New Yorkers Report Receiving Ballots With Wrong Name, Voter Addresses

New York City residents claimed that they did receive their mail-in ballots this week, however, they were surprised to find they were printed with the wrong names and voter IDs, according to The Hill.

Additionally, some ballots included incorrect return labels.

Some voters claimed to have received absentee ballots mislabeled as the official ballot for military members.

Others said that the envelope that is supposed to be used to return their ballot, did not bear their name or address.

The New York Post reported that the ballots labeled as military ballots were misprinted in Queens and experts say it will not change how those votes are tallied.

“There’s just mass confusion about these ballots and what people are supposed to do with them,” City Councilman Jimmy Van Bramer told the Post.

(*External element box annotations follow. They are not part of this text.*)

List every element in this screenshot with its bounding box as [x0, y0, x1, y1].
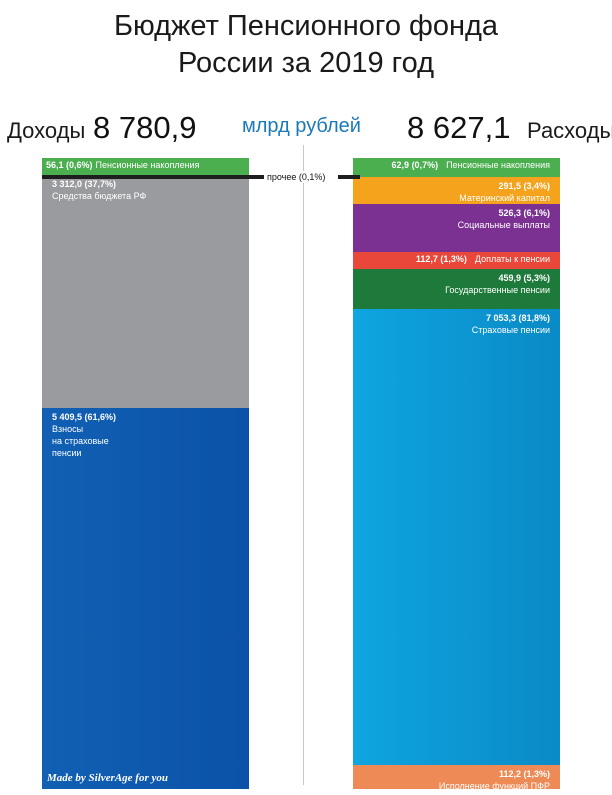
income-label: Доходы: [7, 118, 86, 143]
expense-segment-insurance-pensions-value: 7 053,3 (81,8%): [485, 313, 550, 323]
expense-segment-state-pensions-value: 459,9 (5,3%): [498, 273, 550, 283]
expense-segment-social-payments-value: 526,3 (6,1%): [498, 208, 550, 218]
expense-segment-pfr-operations: 112,2 (1,3%) Исполнение функций ПФР: [353, 765, 560, 789]
credit-text: Made by SilverAge for you: [47, 772, 168, 784]
expense-segment-insurance-pensions-name: Страховые пенсии: [471, 325, 550, 335]
other-connector-left: [42, 175, 268, 179]
income-segment-federal-budget: 3 312,0 (37,7%) Средства бюджета РФ: [42, 175, 249, 409]
center-divider: [303, 145, 304, 785]
expense-segment-savings-value: 62,9 (0,7%): [391, 160, 439, 170]
expense-segment-social-payments: 526,3 (6,1%) Социальные выплаты: [353, 204, 560, 252]
expense-segment-maternity-capital-value: 291,5 (3,4%): [498, 181, 550, 191]
expense-segment-savings-name: Пенсионные накопления: [446, 160, 550, 170]
title-line-2: России за 2019 год: [177, 47, 435, 79]
title-line-1: Бюджет Пенсионного фонда: [113, 10, 499, 42]
expense-total: 8 627,1: [407, 110, 511, 145]
expense-segment-pension-supplements-value: 112,7 (1,3%): [415, 254, 467, 264]
expense-segment-maternity-capital-name: Материнский капитал: [459, 193, 550, 203]
expense-segment-pfr-operations-value: 112,2 (1,3%): [498, 769, 550, 779]
other-label: прочее (0,1%): [264, 171, 329, 183]
expense-segment-pension-supplements-name: Доплаты к пенсии: [474, 254, 550, 264]
income-total: 8 780,9: [93, 110, 197, 145]
income-segment-savings: 56,1 (0,6%) Пенсионные накопления: [42, 158, 249, 175]
income-segment-contributions-value: 5 409,5 (61,6%): [52, 412, 117, 423]
income-segment-savings-value: 56,1 (0,6%): [46, 160, 93, 170]
expense-segment-pension-supplements: 112,7 (1,3%) Доплаты к пенсии: [353, 252, 560, 269]
income-segment-contributions: 5 409,5 (61,6%) Взносы на страховые пенси…: [42, 408, 249, 789]
chart-title: Бюджет Пенсионного фонда России за 2019 …: [0, 8, 612, 82]
other-connector-right: [338, 175, 360, 179]
income-segment-savings-name: Пенсионные накопления: [95, 160, 200, 170]
income-segment-federal-budget-name: Средства бюджета РФ: [52, 191, 147, 201]
expense-segment-pfr-operations-name: Исполнение функций ПФР: [438, 781, 550, 789]
income-segment-contributions-name: Взносы на страховые пенсии: [52, 424, 109, 459]
expense-segment-savings: 62,9 (0,7%) Пенсионные накопления: [353, 158, 560, 177]
expense-label: Расходы: [527, 118, 612, 143]
expense-segment-state-pensions-name: Государственные пенсии: [445, 285, 550, 295]
unit-label: млрд рублей: [242, 115, 361, 137]
expense-segment-maternity-capital: 291,5 (3,4%) Материнский капитал: [353, 177, 560, 204]
expense-segment-state-pensions: 459,9 (5,3%) Государственные пенсии: [353, 269, 560, 309]
income-segment-federal-budget-value: 3 312,0 (37,7%): [52, 179, 117, 189]
expense-segment-social-payments-name: Социальные выплаты: [457, 220, 550, 230]
expense-segment-insurance-pensions: 7 053,3 (81,8%) Страховые пенсии: [353, 309, 560, 765]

“People were already not trusting this process and they were already not trusting the Board of Elections to count the ballot right.”

“We are determining how many voters have been affected but we can assure that the vendor will addresses this problem in future mailings, and make sure people who received erroneous envelopes receive new ones,” BOE Executive Director Michael Ryan said in an emailed statement.

“We will ensure on behalf of the voters in Brooklyn that the proper ballots and ballot envelopes are in the hands of the voters in advance of Election Day so they can vote.”

More from The Hill:

The Gothamist reports that in Brooklyn, voters received incorrect return envelopes with different names and addresses.

The New York City Board of Elections (BOE) told The Hill that the error was made by a vendor, Phoenix Graphics, that was contracts to print and mail the ballots for Brooklyn and Queens voters.

Around 140,000 ballots in the area have already been mailed. It is not yet clear how many are affected by the error. Some people who tweeted about receiving the wrong ballot had already been in contact with BOE and learned they would receive a new ballot.

The confusion comes as mail-in voting has been at the center of debate this election cycle due to the coronavirus pandemic, as states are pushing for voting by mail instead of in-person.